Galileo Galilei, ritenuto l'iniziatore del metodo scientifico[1] (statua nel piazzale degli Uffizi, Firenze)

Nel dibattito epistemologico si assiste in proposito alla contrapposizione tra i sostenitori del metodo induttivo e quelli del metodo deduttivo, con l'approccio scientifico che è valutato diversamente anche in base al suo campo di applicazione, ossia se si riferisce alle scienze naturali, o viceversa a quelle umanistiche[5] (nel primo caso si parla di «scienze dure», nel secondo di «scienze molli»).

Sebbene la paternità ufficiale del metodo scientifico nella forma rigorosa descritta sia attribuita storicamente a Galileo, da cui anche il nome metodo galileiano[3], studi sperimentali e riflessioni filosofiche in merito hanno radici anche nell'antichità, nel Medioevo e nel Rinascimento.

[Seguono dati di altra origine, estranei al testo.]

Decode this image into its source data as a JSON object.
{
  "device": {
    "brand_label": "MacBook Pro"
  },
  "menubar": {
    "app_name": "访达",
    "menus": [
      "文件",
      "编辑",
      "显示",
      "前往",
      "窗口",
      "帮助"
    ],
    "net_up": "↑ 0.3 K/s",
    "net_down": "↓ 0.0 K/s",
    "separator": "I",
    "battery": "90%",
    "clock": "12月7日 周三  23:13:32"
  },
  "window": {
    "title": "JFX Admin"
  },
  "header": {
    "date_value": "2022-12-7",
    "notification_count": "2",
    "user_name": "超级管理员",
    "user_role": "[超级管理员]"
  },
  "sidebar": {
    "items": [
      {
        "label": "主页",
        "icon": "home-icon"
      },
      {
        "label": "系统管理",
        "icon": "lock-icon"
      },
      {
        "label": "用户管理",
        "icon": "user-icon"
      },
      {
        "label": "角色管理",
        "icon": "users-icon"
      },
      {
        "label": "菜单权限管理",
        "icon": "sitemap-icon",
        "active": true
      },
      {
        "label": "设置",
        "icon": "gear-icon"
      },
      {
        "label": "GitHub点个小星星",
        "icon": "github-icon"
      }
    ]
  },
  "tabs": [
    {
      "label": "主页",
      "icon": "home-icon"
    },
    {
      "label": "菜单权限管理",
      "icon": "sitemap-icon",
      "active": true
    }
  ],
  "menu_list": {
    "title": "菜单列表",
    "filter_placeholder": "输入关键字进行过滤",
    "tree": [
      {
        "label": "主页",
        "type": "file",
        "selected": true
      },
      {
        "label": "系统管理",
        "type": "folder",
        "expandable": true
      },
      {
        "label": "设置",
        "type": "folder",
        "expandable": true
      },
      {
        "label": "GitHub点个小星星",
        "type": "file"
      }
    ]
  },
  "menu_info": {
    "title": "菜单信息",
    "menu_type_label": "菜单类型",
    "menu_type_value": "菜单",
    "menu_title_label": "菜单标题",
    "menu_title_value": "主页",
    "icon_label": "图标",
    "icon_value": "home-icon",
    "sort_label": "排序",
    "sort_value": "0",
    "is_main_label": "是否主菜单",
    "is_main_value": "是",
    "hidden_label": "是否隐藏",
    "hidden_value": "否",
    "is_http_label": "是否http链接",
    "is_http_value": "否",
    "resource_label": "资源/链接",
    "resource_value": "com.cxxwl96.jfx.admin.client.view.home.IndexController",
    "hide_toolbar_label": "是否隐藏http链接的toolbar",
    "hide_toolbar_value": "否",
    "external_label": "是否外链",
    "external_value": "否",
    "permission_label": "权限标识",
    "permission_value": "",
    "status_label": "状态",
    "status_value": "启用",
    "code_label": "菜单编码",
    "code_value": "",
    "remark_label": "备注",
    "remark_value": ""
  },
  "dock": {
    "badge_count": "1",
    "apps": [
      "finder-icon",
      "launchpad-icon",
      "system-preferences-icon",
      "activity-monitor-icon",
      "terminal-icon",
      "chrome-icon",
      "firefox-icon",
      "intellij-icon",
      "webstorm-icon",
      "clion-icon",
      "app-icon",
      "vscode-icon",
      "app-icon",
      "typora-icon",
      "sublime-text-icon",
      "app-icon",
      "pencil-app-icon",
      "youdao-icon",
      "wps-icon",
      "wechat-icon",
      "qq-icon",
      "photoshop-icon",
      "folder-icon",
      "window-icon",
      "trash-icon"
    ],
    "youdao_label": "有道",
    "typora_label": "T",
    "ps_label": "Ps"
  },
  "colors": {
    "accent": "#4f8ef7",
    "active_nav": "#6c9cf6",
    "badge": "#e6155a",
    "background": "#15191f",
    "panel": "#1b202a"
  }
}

Il metodo scientifico si sviluppa storicamente, ma il suo nucleo risiede, come detto, nell'uso combinato di matematica ed esperimento. La soluzione di continuità rappresentata da Galileo Galilei a cavallo tra il XVI e il XVII secolo è tale, tuttavia, da rendere improprio l'uso dei termini scienza e scienziato in riferimento ad epoche precedenti, soprattutto per quanto riguarda il problema del metodo scientifico. Prima di Galileo le figure che più si avvicinavano a quella moderna di scienziato erano rappresentate essenzialmente, da una parte, da logici e matematici (e — fino ad allora con poca differenza sostanziale — astronomi), e dall'altra dagli studiosi di filosofia naturale, se si occupavano dell'universo sensibile. Più in generale possiamo dire che con Galileo assistiamo alla nascita della scienza proprio come "distaccamento" dalla filosofia.

Negli antichi papiri egizi, si possono individuare le forme di un primitivo "metodo scientifico". In particolare, nelle descrizioni di interventi di chirurgia, che indicano anamnesi, diagnosi e terapia chirurgica dedicata, dalla preparazione del paziente, alla strumentazione, alla tecnica operatoria, fino alla prognosi e al decorso post-operatorio. Inoltre, già in tempi antichissimi, gli Egizi conducevano metodiche previsioni sui raccolti di grano in relazione al livello di piena delle acque del Nilo.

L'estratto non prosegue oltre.